Django源码阅读 (一) 项目的生成与启动

诚实的说，直到目前为止，我并不欣赏django。在我的认知它并不是多么精巧的设计。只是由功能堆积起来的"成熟方案"。但每一样东西的崛起都是时代的选择。无论你多么不喜欢，但它被需要。希望有一天，python能有更多更丰富的成熟方案，且不再被诟病性能和可维护性。（屁话结束）
取其精华去其糟粕，django的优点是方便，我们这次源码阅读的目的是探究其方便的本质。计划上本次源码阅读不会精细到每一处，而是大体以功能为单位进行解读。

8w行py

django-admin startproject HelloWorld即可生成django项目，命令行是exe格式的。

生成的项目

模板在这

项目创建后，manage.py接管项目python manage.py runserver

manage.py做了什么？

execute_from_command_line(sys.argv)

manage.py把参数交给命令行解析。

def execute_from_command_line(argv=None):
    """Run a ManagementUtility."""
    utility = ManagementUtility(argv)
    utility.execute()

execute_from_command_line()通过命令行参数，创建一个管理类。然后运行他的execute()。

class ManagementUtility:
    """
    Encapsulate the logic of the django-admin and manage.py utilities.
    """
    def __init__(self, argv=None):
        self.argv = argv or sys.argv[:]
        self.prog_name = os.path.basename(self.argv[0])
        if self.prog_name == '__main__.py':
            self.prog_name = 'python -m django'
        self.settings_exception = None

    ......

    def execute(self):
        """
        Given the command-line arguments, figure out which subcommand is being
        run, create a parser appropriate to that command, and run it.
        """

        ......

        if settings.configured:
            if subcommand == 'runserver' and '--noreload' not in self.argv:
                try:
                    autoreload.check_errors(django.setup)()
                except Exception:

                    ......

            else:
                django.setup()

        self.autocomplete()

        .......

如果设置了reload，将会在启动前先check_errors。

def check_errors(fn):
    @functools.wraps(fn)
    def wrapper(*args, **kwargs):
        global _exception
        try:
            fn(*args, **kwargs)
        except Exception:
            _exception = sys.exc_info()

            et, ev, tb = _exception

            if getattr(ev, 'filename', None) is None:
                # get the filename from the last item in the stack
                filename = traceback.extract_tb(tb)[-1][0]
            else:
                filename = ev.filename

            if filename not in _error_files:
                _error_files.append(filename)

            raise

    return wrapper

check_errors()是个闭包，所以上文结尾是(django.setup)()。

setup()

def setup(set_prefix=True):
    """
    Configure the settings (this happens as a side effect of accessing the
    first setting), configure logging and populate the app registry.
    Set the thread-local urlresolvers script prefix if `set_prefix` is True.
    """
    from django.apps import apps
    from django.conf import settings
    from django.urls import set_script_prefix
    from django.utils.log import configure_logging

    configure_logging(settings.LOGGING_CONFIG, settings.LOGGING)
    if set_prefix:
        set_script_prefix(
            '/' if settings.FORCE_SCRIPT_NAME is None else settings.FORCE_SCRIPT_NAME
        )
    apps.populate(settings.INSTALLED_APPS)
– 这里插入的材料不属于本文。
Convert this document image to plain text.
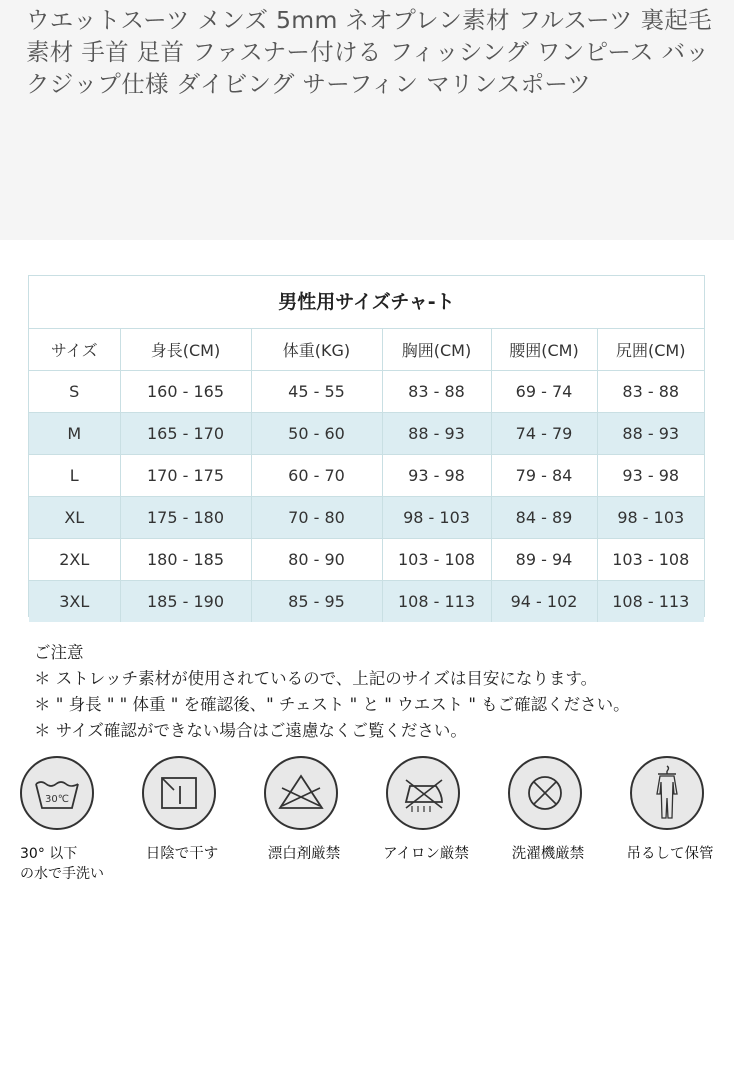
ウエットスーツ メンズ 5mm ネオプレン素材 フルスーツ 裏起毛素材 手首 足首 ファスナー付ける フィッシング ワンピース バックジップ仕様 ダイビング サーフィン マリンスポーツ
男性用サイズチャ-ト
サイズ	身長(CM)	体重(KG)	胸囲(CM)	腰囲(CM)	尻囲(CM)
S	160 - 165	45 - 55	83 - 88	69 - 74	83 - 88
M	165 - 170	50 - 60	88 - 93	74 - 79	88 - 93
L	170 - 175	60 - 70	93 - 98	79 - 84	93 - 98
XL	175 - 180	70 - 80	98 - 103	84 - 89	98 - 103
2XL	180 - 185	80 - 90	103 - 108	89 - 94	103 - 108
3XL	185 - 190	85 - 95	108 - 113	94 - 102	108 - 113
ご注意
＊ ストレッチ素材が使用されているので、上記のサイズは目安になります。
＊ " 身長 " " 体重 " を確認後、" チェスト " と " ウエスト " もご確認ください。
＊ サイズ確認ができない場合はご遠慮なくご覧ください。
30℃
30° 以下
の水で手洗い
日陰で干す	漂白剤厳禁	アイロン厳禁	洗濯機厳禁	吊るして保管
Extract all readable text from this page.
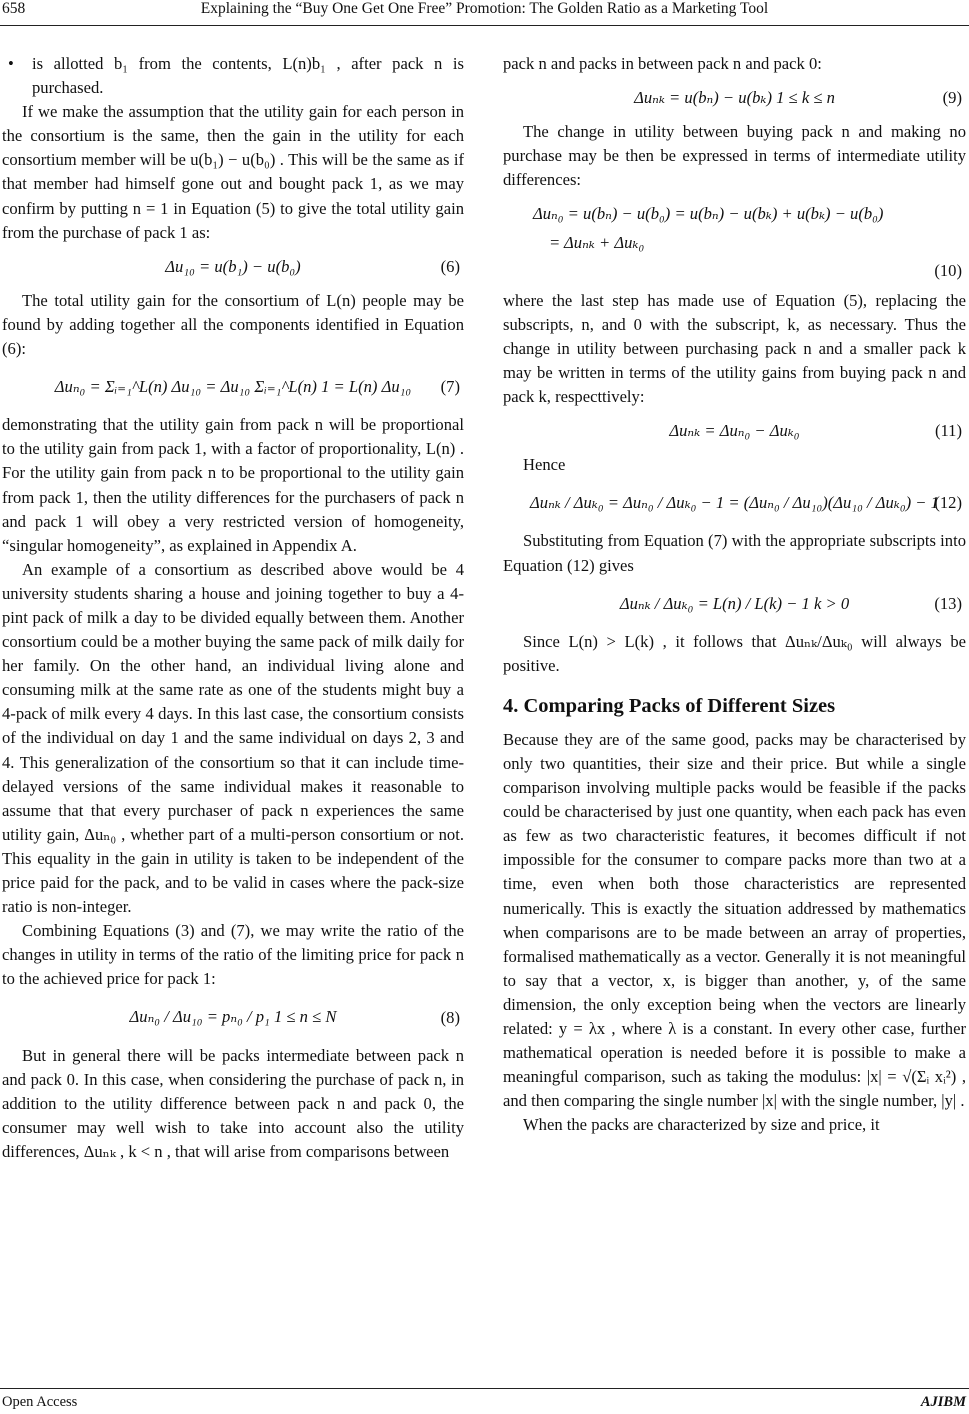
658	Explaining the “Buy One Get One Free” Promotion: The Golden Ratio as a Marketing Tool

• is allotted b₁ from the contents, L(n)b₁ , after pack n is purchased.

If we make the assumption that the utility gain for each person in the consortium is the same, then the gain in the utility for each consortium member will be u(b₁) − u(b₀) . This will be the same as if that member had himself gone out and bought pack 1, as we may confirm by putting n = 1 in Equation (5) to give the total utility gain from the purchase of pack 1 as:

Δu₁₀ = u(b₁) − u(b₀)	(6)

The total utility gain for the consortium of L(n) people may be found by adding together all the components identified in Equation (6):

Δuₙ₀ = Σᵢ₌₁^L(n) Δu₁₀ = Δu₁₀ Σᵢ₌₁^L(n) 1 = L(n) Δu₁₀ (7)

demonstrating that the utility gain from pack n will be proportional to the utility gain from pack 1, with a factor of proportionality, L(n) . For the utility gain from pack n to be proportional to the utility gain from pack 1, then the utility differences for the purchasers of pack n and pack 1 will obey a very restricted version of homogeneity, “singular homogeneity”, as explained in Appendix A.

An example of a consortium as described above would be 4 university students sharing a house and joining together to buy a 4-pint pack of milk a day to be divided equally between them. Another consortium could be a mother buying the same pack of milk daily for her family. On the other hand, an individual living alone and consuming milk at the same rate as one of the students might buy a 4-pack of milk every 4 days. In this last case, the consortium consists of the individual on day 1 and the same individual on days 2, 3 and 4. This generalization of the consortium so that it can include time-delayed versions of the same individual makes it reasonable to assume that that every purchaser of pack n experiences the same utility gain, Δuₙ₀ , whether part of a multi-person consortium or not. This equality in the gain in utility is taken to be independent of the price paid for the pack, and to be valid in cases where the pack-size ratio is non-integer.

Combining Equations (3) and (7), we may write the ratio of the changes in utility in terms of the ratio of the limiting price for pack n to the achieved price for pack 1:

Δuₙ₀ / Δu₁₀ = pₙ₀ / p₁ 1 ≤ n ≤ N	(8)

But in general there will be packs intermediate between pack n and pack 0. In this case, when considering the purchase of pack n, in addition to the utility difference between pack n and pack 0, the consumer may well wish to take into account also the utility differences, Δuₙₖ , k < n , that will arise from comparisons between

pack n and packs in between pack n and pack 0:

Δuₙₖ = u(bₙ) − u(bₖ) 1 ≤ k ≤ n	(9)

The change in utility between buying pack n and making no purchase may be then be expressed in terms of intermediate utility differences:

Δuₙ₀ = u(bₙ) − u(b₀) = u(bₙ) − u(bₖ) + u(bₖ) − u(b₀)
= Δuₙₖ + Δuₖ₀
(10)

where the last step has made use of Equation (5), replacing the subscripts, n, and 0 with the subscript, k, as necessary. Thus the change in utility between purchasing pack n and a smaller pack k may be written in terms of the utility gains from buying pack n and pack k, respecttively:

Δuₙₖ = Δuₙ₀ − Δuₖ₀	(11)

Hence

Δuₙₖ / Δuₖ₀ = Δuₙ₀ / Δuₖ₀ − 1 = (Δuₙ₀ / Δu₁₀)(Δu₁₀ / Δuₖ₀) − 1
(12)

Substituting from Equation (7) with the appropriate subscripts into Equation (12) gives

Δuₙₖ / Δuₖ₀ = L(n) / L(k) − 1 k > 0	(13)

Since L(n) > L(k) , it follows that Δuₙₖ/Δuₖ₀ will always be positive.

4. Comparing Packs of Different Sizes

Because they are of the same good, packs may be characterised by only two quantities, their size and their price. But while a single comparison involving multiple packs would be feasible if the packs could be characterised by just one quantity, when each pack has even as few as two characteristic features, it becomes difficult if not impossible for the consumer to compare packs more than two at a time, even when both those characteristics are represented numerically. This is exactly the situation addressed by mathematics when comparisons are to be made between an array of properties, formalised mathematically as a vector. Generally it is not meaningful to say that a vector, x, is bigger than another, y, of the same dimension, the only exception being when the vectors are linearly related: y = λx , where λ is a constant. In every other case, further mathematical operation is needed before it is possible to make a meaningful comparison, such as taking the modulus: |x| = √(Σᵢ xᵢ²) , and then comparing the single number |x| with the single number, |y| .

When the packs are characterized by size and price, it

Open Access	AJIBM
直接看最后一句settings.INSTALLED_APPS。从settings中抓取app
注意，这个settings还不是我们项目中的settings.py。而是一个对象，位于django\conf\__init__.py

settings = LazySettings()

ENVIRONMENT_VARIABLE = "DJANGO_SETTINGS_MODULE"
......
class LazySettings(LazyObject):
    def _setup(self, name=None):
        settings_module = os.environ.get(ENVIRONMENT_VARIABLE)
        if not settings_module:
            ......

        self._wrapped = Settings(settings_module)

    def __getattr__(self, name):
        """Return the value of a setting and cache it in self.__dict__."""
        if self._wrapped is empty:
            self._setup(name)
        val = getattr(self._wrapped, name)
        self.__dict__[name] = val
        return val

这是个Settings类的懒加载封装类，直到__getattr__取值时才开始初始化。然后从Settings类的实例中取值。且会讲该值赋值到自己的__dict__上（下次会直接在自己身上找到，因为__getattr__优先级较低）

为了方便debug，我们直接写个run.py。不用命令行的方式。
项目下建个run.py，模拟runserver命令

import os
from django.core.management import execute_from_command_line

os.environ.setdefault('DJANGO_SETTINGS_MODULE', 'HelloWorld.settings')
execute_from_command_line(['run.py', 'runserver'])

debug抓一下setting_module

项目中的settings.py

是我们在manager.py（包括run.py）中定义好的配置文件。
接下来直接把settings.py中的每一项，抓出来配置进class settings即可。

class Settings:
    def __init__(self, settings_module):
        for setting in dir(global_settings):
            if setting.isupper():
                setattr(self, setting, getattr(global_settings, setting))

        ......

        mod = importlib.import_module(self.settings_module)

        ......

        for setting in dir(mod):
            if setting.isupper():
                setting_value = getattr(mod, setting)
                ......
                setattr(self, setting, setting_value)

回到setup()中的最后一句apps.populate(settings.INSTALLED_APPS)
开始看apps.populate()

    def populate(self, installed_apps=None):
        """
        Load application configurations and models.

        Import each application module and then each model module.

        It is thread-safe and idempotent, but not reentrant.
        """

        ......

            # Phase 1: initialize app configs and import app modules.
            for entry in installed_apps:
                if isinstance(entry, AppConfig):
                    app_config = entry
                else:
                    app_config = AppConfig.create(entry)
                if app_config.label in self.app_configs:
                    raise ImproperlyConfigured(
                        "Application labels aren't unique, "
                        "duplicates: %s" % app_config.label)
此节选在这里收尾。